Suara.com - Fenomena "sound horeg" dengan dentuman bass dahsyatnya yang menggema di berbagai daerah, khususnya di Jawa Timur, telah menjadi dua sisi mata uang: sumber hiburan dan penggerak ekonomi UMKM di satu sisi, namun menjadi sumber keresahan masyarakat di sisi lain.
Menanggapi polemik ini, suara dari parlemen menyarankan jalan tengah yang lebih arif.
Anggota Komisi II DPR RI, Muhammad Khozin, menegaskan bahwa penggunaan sistem pengeras suara raksasa ini membutuhkan pengaturan yang jelas, bukan pelarangan sepenuhnya.
"Penggunaan sound horeg perlu pengaturan, bukan pelarangan. Banyak aspek yang harus menjadi pertimbangan," kata Khozin dalam keterangan yang diterima di Jakarta, Sabtu (26/7/2025).
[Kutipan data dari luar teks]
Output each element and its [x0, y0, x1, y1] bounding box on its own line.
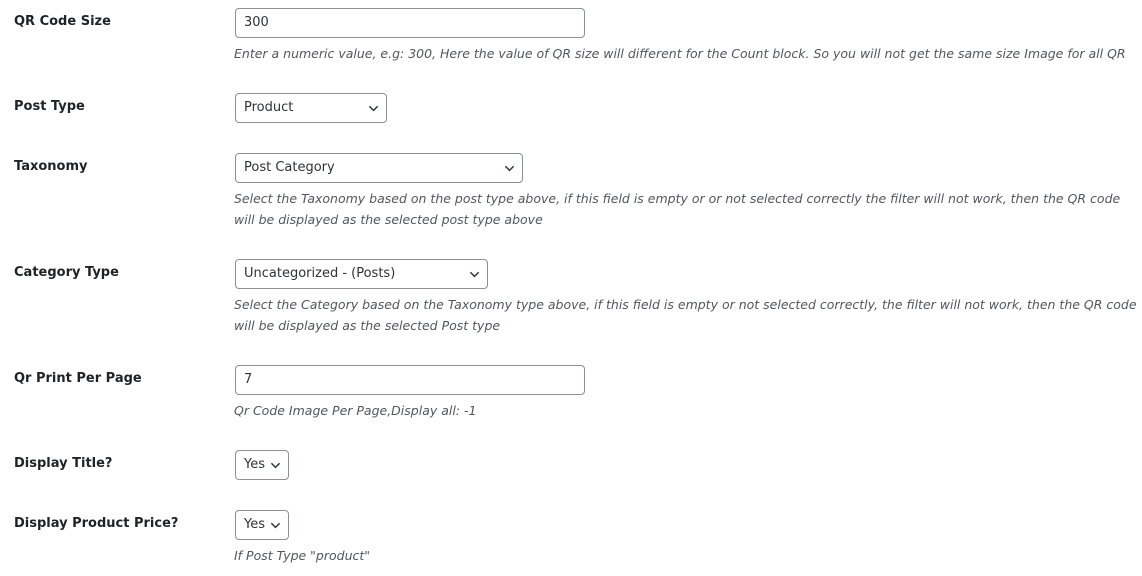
- taxonomy-label: Taxonomy: [14, 159, 88, 174]
- category-type-label: Category Type: [14, 265, 119, 280]
- taxonomy-selected-value: Post Category: [244, 160, 335, 175]
- chevron-down-icon: [469, 271, 480, 278]
- taxonomy-description: Select the Taxonomy based on the post ty…: [234, 191, 1121, 227]
- qr-code-size-input[interactable]: 300: [235, 8, 585, 38]
- category-type-description: Select the Category based on the Taxonom…: [234, 297, 1137, 333]
- post-type-label: Post Type: [14, 99, 85, 114]
- qr-print-per-page-description: Qr Code Image Per Page,Display all: -1: [234, 403, 477, 418]
- qr-code-size-label: QR Code Size: [14, 14, 111, 29]
- display-product-price-select[interactable]: Yes: [235, 510, 289, 540]
- post-type-selected-value: Product: [244, 100, 294, 115]
- display-title-select[interactable]: Yes: [235, 450, 289, 480]
- qr-code-size-description: Enter a numeric value, e.g: 300, Here th…: [234, 46, 1126, 61]
- category-type-selected-value: Uncategorized - (Posts): [244, 266, 396, 281]
- display-product-price-selected-value: Yes: [244, 517, 265, 532]
- chevron-down-icon: [270, 522, 281, 529]
- chevron-down-icon: [270, 462, 281, 469]
- display-title-selected-value: Yes: [244, 457, 265, 472]
- post-type-select[interactable]: Product: [235, 93, 387, 123]
- display-title-label: Display Title?: [14, 456, 113, 471]
- chevron-down-icon: [504, 165, 515, 172]
- category-type-select[interactable]: Uncategorized - (Posts): [235, 259, 488, 289]
- chevron-down-icon: [368, 105, 379, 112]
- display-product-price-description: If Post Type "product": [234, 548, 371, 563]
- display-product-price-label: Display Product Price?: [14, 516, 179, 531]
- qr-print-per-page-label: Qr Print Per Page: [14, 371, 142, 386]
- qr-print-per-page-input[interactable]: 7: [235, 365, 585, 395]
- taxonomy-select[interactable]: Post Category: [235, 153, 523, 183]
Menurut Khozin, solusi dari polemik ini terletak pada pembuatan aturan main yang komprehensif di tingkat daerah. Pemerintah daerah, baik gubernur, bupati, maupun wali kota, didorong untuk mengambil peran sentral dalam merumuskan kebijakan ini.
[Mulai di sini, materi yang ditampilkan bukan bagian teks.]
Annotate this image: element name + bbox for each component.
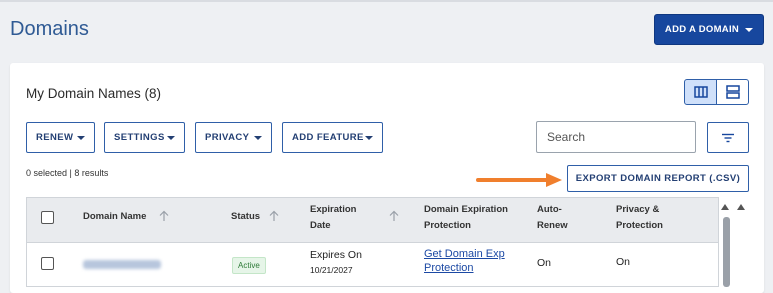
section-title: My Domain Names (8) [26,86,162,101]
sort-arrow-icon[interactable] [389,210,399,222]
expires-date: 10/21/2027 [310,265,353,275]
col-protection-line1: Domain Expiration [424,204,508,215]
renew-dropdown[interactable]: RENEW [26,122,95,153]
scroll-thumb[interactable] [723,217,730,287]
table-header: Domain Name Status Expiration Date Domai… [27,198,718,243]
auto-renew-value[interactable]: On [537,257,551,269]
add-domain-label: ADD A DOMAIN [664,24,740,35]
col-expiration-date[interactable]: Expiration Date [310,202,356,234]
filter-button[interactable] [707,122,749,153]
domains-table: Domain Name Status Expiration Date Domai… [26,197,719,287]
settings-dropdown[interactable]: SETTINGS [104,122,185,153]
caret-down-icon [254,135,262,140]
col-protection-line2: Protection [424,220,471,231]
sort-arrow-icon[interactable] [159,210,169,222]
scroll-up-icon[interactable] [720,203,750,211]
list-view-button[interactable] [716,79,749,105]
privacy-label: PRIVACY [205,132,250,143]
settings-label: SETTINGS [114,132,165,143]
filter-icon [722,133,734,142]
col-autorenew-line1: Auto- [537,204,562,215]
col-expiration-line2: Date [310,220,331,231]
col-privacy-line2: Protection [616,220,663,231]
export-report-button[interactable]: EXPORT DOMAIN REPORT (.CSV) [567,165,749,192]
get-protection-link-line2: Protection [424,262,474,274]
col-autorenew-line2: Renew [537,220,568,231]
status-badge: Active [232,257,266,274]
search-input[interactable] [545,129,704,145]
privacy-value[interactable]: On [616,256,630,268]
grid-view-button[interactable] [684,79,717,105]
add-feature-label: ADD FEATURE [292,132,364,143]
privacy-dropdown[interactable]: PRIVACY [195,122,272,153]
rows-icon [725,85,740,99]
sort-arrow-icon[interactable] [269,210,279,222]
page-title: Domains [10,18,89,40]
col-auto-renew: Auto- Renew [537,202,568,234]
select-all-checkbox[interactable] [41,211,54,224]
selection-info: 0 selected | 8 results [26,168,109,178]
arrow-right-icon [476,173,562,187]
table-scrollbar[interactable] [720,197,745,287]
renew-label: RENEW [36,132,74,143]
caret-down-icon [745,27,754,32]
col-privacy-line1: Privacy & [616,204,660,215]
domain-name-redacted[interactable] [83,260,161,269]
add-feature-dropdown[interactable]: ADD FEATURE [282,122,383,153]
col-privacy: Privacy & Protection [616,202,663,234]
columns-icon [693,86,708,98]
row-select-checkbox[interactable] [41,257,54,270]
top-divider [0,0,773,2]
caret-down-icon [167,135,175,140]
search-box [536,121,704,153]
caret-down-icon [77,135,85,140]
get-protection-link[interactable]: Get Domain Exp Protection [424,248,505,274]
add-domain-button[interactable]: ADD A DOMAIN [654,14,764,45]
col-expiration-line1: Expiration [310,204,357,215]
expires-label: Expires On [310,249,362,261]
col-domain-exp-protection: Domain Expiration Protection [424,202,508,234]
get-protection-link-line1: Get Domain Exp [424,248,505,260]
caret-down-icon [365,135,373,140]
col-domain-name[interactable]: Domain Name [83,209,146,225]
col-status[interactable]: Status [231,209,260,225]
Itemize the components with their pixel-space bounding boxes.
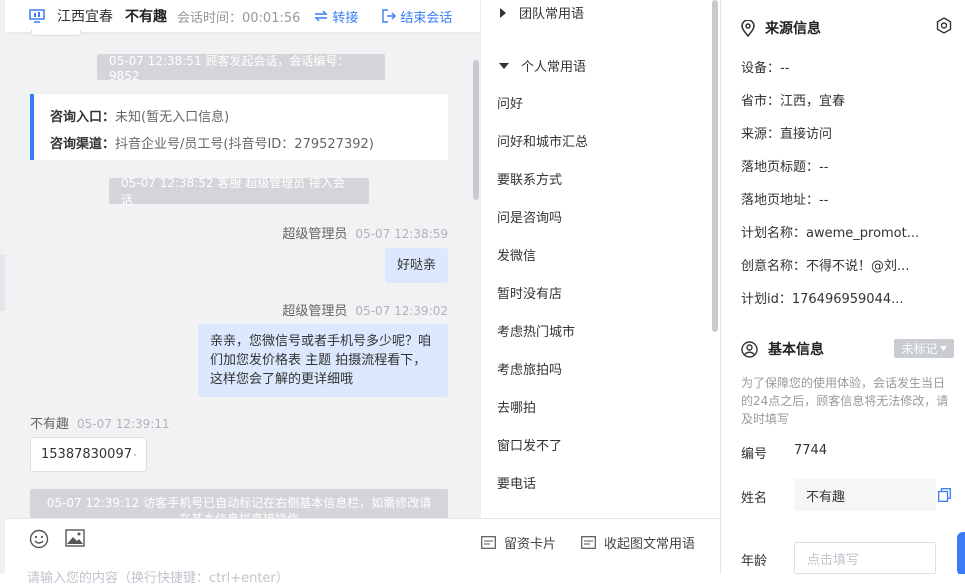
channel-row: 咨询渠道：抖音企业号/员工号(抖音号ID：279527392) [50, 131, 432, 158]
location-pin-icon [741, 19, 755, 37]
entry-row: 咨询入口：未知(暂无入口信息) [50, 104, 432, 131]
message-sender: 超级管理员 05-07 12:38:59 [282, 223, 448, 242]
phrase-group-label: 个人常用语 [521, 60, 587, 75]
header-tab-stub [31, 30, 81, 36]
message-time: 05-07 12:39:11 [77, 417, 170, 431]
landing-url-field: 落地页地址：-- [741, 193, 829, 208]
message-input[interactable]: 请输入您的内容（换行快捷键：ctrl+enter） [27, 567, 289, 586]
creative-name-field: 创意名称：不得不说！@刘... [741, 259, 910, 274]
visitor-info-panel: 来源信息 设备：-- 省市：江西，宜春 来源：直接访问 落地页标题：-- 落地页… [720, 0, 965, 574]
phrase-item[interactable]: 暂时没有店 [497, 283, 562, 302]
phrase-item[interactable]: 要电话 [497, 473, 536, 492]
phrase-item[interactable]: 问好 [497, 93, 523, 112]
system-message-note: 05-07 12:39:12 访客手机号已自动标记在右侧基本信息栏，如需修改请在… [30, 489, 448, 518]
transfer-icon [314, 10, 329, 22]
id-value: 7744 [794, 443, 828, 458]
session-timer: 会话时间：00:01:56 [177, 10, 301, 26]
message-time: 05-07 12:38:59 [355, 227, 448, 241]
phrase-item[interactable]: 考虑热门城市 [497, 321, 575, 340]
plan-id-field: 计划id：176496959044... [741, 292, 904, 307]
province-field: 省市：江西，宜春 [741, 94, 846, 109]
age-input[interactable]: 点击填写 [794, 542, 936, 574]
chat-scrollbar[interactable] [473, 60, 479, 200]
visitor-message-text: 15387830097 [41, 447, 132, 462]
phrase-group-label: 团队常用语 [519, 7, 585, 22]
name-label: 姓名 [741, 491, 768, 506]
visitor-name: 不有趣 [125, 9, 167, 25]
visitor-location: 江西宜春 [57, 9, 113, 25]
landing-title-field: 落地页标题：-- [741, 160, 829, 175]
tag-status-badge[interactable]: 未标记 [894, 339, 954, 358]
entry-value: 未知(暂无入口信息) [115, 110, 230, 125]
transfer-button[interactable]: 转接 [314, 7, 358, 26]
age-label: 年龄 [741, 554, 768, 569]
name-field[interactable]: 不有趣 [794, 479, 936, 511]
phrase-item[interactable]: 考虑旅拍吗 [497, 359, 562, 378]
info-hint: 为了保障您的使用体验，会话发生当日的24点之后，顾客信息将无法修改，请及时填写 [741, 376, 949, 426]
entry-label: 咨询入口： [50, 110, 116, 125]
sender-name: 不有趣 [30, 417, 70, 432]
visitor-message-bubble: 15387830097 [30, 437, 147, 472]
chat-header: 江西宜春 不有趣 会话时间：00:01:56 转接 结束会话 [5, 0, 480, 36]
copy-icon[interactable] [133, 449, 136, 461]
system-message-join: 05-07 12:38:52 客服 超级管理员 接入会话 [109, 176, 369, 207]
settings-icon[interactable] [935, 17, 953, 35]
source-info-label: 来源信息 [765, 21, 821, 37]
phrase-group-personal[interactable]: 个人常用语 [499, 56, 586, 75]
common-phrases-panel: 团队常用语 个人常用语 问好 问好和城市汇总 要联系方式 问是咨询吗 发微信 暂… [480, 0, 720, 518]
message-composer: 留资卡片 收起图文常用语 请输入您的内容（换行快捷键：ctrl+enter） [5, 518, 720, 586]
message-sender: 超级管理员 05-07 12:39:02 [282, 300, 448, 319]
phrase-item[interactable]: 去哪拍 [497, 397, 536, 416]
collapse-phrases-button[interactable]: 收起图文常用语 [581, 533, 695, 552]
side-action-button[interactable] [957, 532, 965, 574]
copy-icon[interactable] [938, 488, 951, 502]
emoji-icon[interactable] [29, 529, 49, 549]
phrase-item[interactable]: 窗口发不了 [497, 435, 562, 454]
system-message-start: 05-07 12:38:51 顾客发起会话，会话编号：9852 [97, 54, 385, 83]
end-session-label: 结束会话 [400, 10, 453, 26]
channel-value: 抖音企业号/员工号(抖音号ID：279527392) [115, 137, 374, 152]
basic-info-title: 基本信息 [741, 339, 824, 359]
agent-message-bubble: 好哒亲 [384, 248, 448, 283]
sender-name: 超级管理员 [282, 304, 348, 319]
phrase-item[interactable]: 发微信 [497, 245, 536, 264]
caret-right-icon [500, 7, 506, 18]
source-info-title: 来源信息 [741, 18, 821, 38]
caret-down-icon [939, 346, 947, 351]
message-time: 05-07 12:39:02 [355, 304, 448, 318]
message-sender: 不有趣 05-07 12:39:11 [30, 413, 170, 432]
plan-name-field: 计划名称：aweme_promot... [741, 226, 920, 241]
source-field: 来源：直接访问 [741, 127, 833, 142]
agent-message-bubble: 亲亲，您微信号或者手机号多少呢？咱们加您发价格表 主题 拍摄流程看下，这样您会了… [198, 324, 448, 397]
id-label: 编号 [741, 447, 768, 462]
message-icon [581, 536, 596, 549]
image-icon[interactable] [65, 529, 85, 547]
transfer-label: 转接 [332, 10, 359, 26]
tag-status-label: 未标记 [901, 342, 938, 356]
entry-info-card: 咨询入口：未知(暂无入口信息) 咨询渠道：抖音企业号/员工号(抖音号ID：279… [30, 94, 448, 160]
phrase-item[interactable]: 问好和城市汇总 [497, 131, 588, 150]
card-icon [481, 536, 496, 549]
user-circle-icon [741, 340, 758, 358]
caret-down-icon [499, 62, 509, 69]
phrase-item[interactable]: 问是咨询吗 [497, 207, 562, 226]
lead-card-button[interactable]: 留资卡片 [481, 533, 556, 552]
phrase-group-team[interactable]: 团队常用语 [499, 3, 584, 22]
end-session-button[interactable]: 结束会话 [382, 7, 452, 26]
device-field: 设备：-- [741, 61, 790, 76]
phrase-item[interactable]: 要联系方式 [497, 169, 562, 188]
chat-panel: 江西宜春 不有趣 会话时间：00:01:56 转接 结束会话 05-07 12:… [5, 0, 480, 518]
monitor-icon [29, 9, 45, 23]
lead-card-label: 留资卡片 [504, 537, 557, 552]
collapse-phrases-label: 收起图文常用语 [604, 537, 696, 552]
sender-name: 超级管理员 [282, 227, 348, 242]
channel-label: 咨询渠道： [50, 137, 116, 152]
basic-info-label: 基本信息 [768, 342, 824, 358]
phrases-scrollbar[interactable] [712, 0, 718, 332]
exit-icon [382, 9, 397, 23]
"Bisa saja peraturan kepala daerah, surat edaran atau perubahan terhadap peraturan daerah (perda) yang selama ini eksis, seperti Perda Penyelenggaraan Ketertiban yang hampir semua pemda memilikinya," ujarnya.
Legislator dari Dapil Jawa Timur IV ini menekankan bahwa pengaturan tersebut penting untuk menyeimbangkan dampak positif dan negatif dari "sound horeg".
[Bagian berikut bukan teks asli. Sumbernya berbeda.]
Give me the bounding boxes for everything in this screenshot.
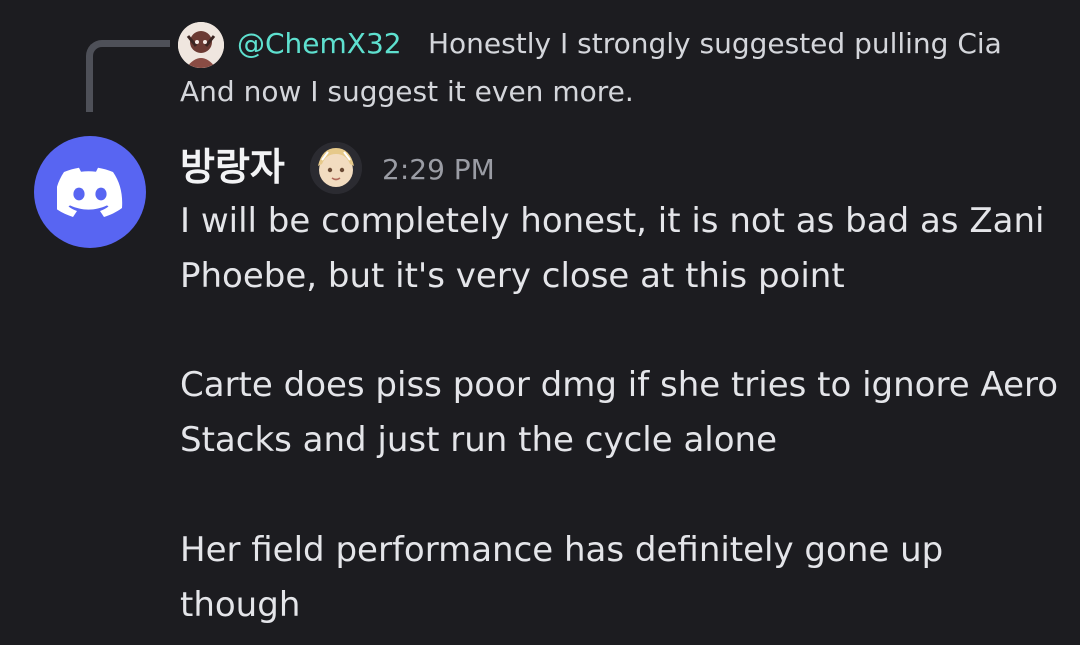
message-line: Her field performance has definitely gon… (180, 530, 944, 570)
message-timestamp[interactable]: 2:29 PM (382, 152, 495, 188)
message-line: Phoebe, but it's very close at this poin… (180, 256, 845, 296)
message-line: though (180, 585, 301, 625)
reply-text-line-2[interactable]: And now I suggest it even more. (180, 74, 634, 110)
author-avatar[interactable] (34, 136, 146, 248)
reply-author-name[interactable]: @ChemX32 (237, 26, 402, 62)
discord-logo-icon (57, 167, 123, 217)
reply-text[interactable]: Honestly I strongly suggested pulling Ci… (428, 26, 1002, 62)
message-line: Stacks and just run the cycle alone (180, 420, 777, 460)
reply-connector (86, 40, 170, 112)
message-line: Carte does piss poor dmg if she tries to… (180, 365, 1059, 405)
author-badge[interactable] (310, 142, 362, 194)
author-name[interactable]: 방랑자 (180, 144, 285, 190)
reply-avatar[interactable] (178, 22, 224, 68)
message-line: I will be completely honest, it is not a… (180, 201, 1045, 241)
Di satu sisi, fenomena ini diakui menghidupkan sektor ekonomi kreatif dan UMKM.
"Namun sound horeg juga menimbulkan persoalan di tengah masyarakat. Pada poin inilah relevansi pengaturannya," ucap Khozin.
Baca Juga: Gus Irfan Wesi Gunakan Pidato Bung Karno untuk Dukung Sound Horeg
Secara spesifik, Khozin merinci beberapa poin krusial yang perlu diatur, antara lain:
Radius Lokasi: Penentuan jarak minimal penyelenggaraan dari area pemukiman, misalnya wajib di lapangan terbuka atau gedung pertunjukan khusus.
- Prosedur Perizinan: Mekanisme izin yang jelas dan ketat.
- Batas Kebisingan: Penetapan ambang batas desibel yang aman bagi kesehatan pendengaran manusia.
- Konten Acara: Memastikan kegiatan bebas dari unsur pornografi dan pornoaksi.
Fatwa MUI Sebagai Rujukan
Khozin juga menyoroti pentingnya Fatwa MUI Jawa Timur Nomor 1 Tahun 2025 sebagai landasan dalam menyusun regulasi. Menurutnya, fatwa tersebut telah melalui kajian mendalam dari berbagai perspektif, termasuk medis.
"Fatwa MUI dapat menjadi pedoman dalam merumuskan pengaturan penggunaan sound horeg karena fatwa ditinjau dari pelbagai perspektif bahkan melibatkan kedokteran spesialis THT. Jadi, tidak perlu diperdebatkan fatwa MUI," katanya.
"Pemda harus arif dalam merespons aspirasi yang muncul, termasuk dari fatwa MUI ini dengan meminimalisasi mafsadat (akibat buruk) dan mengoptimalkan manfaat," lanjut dia.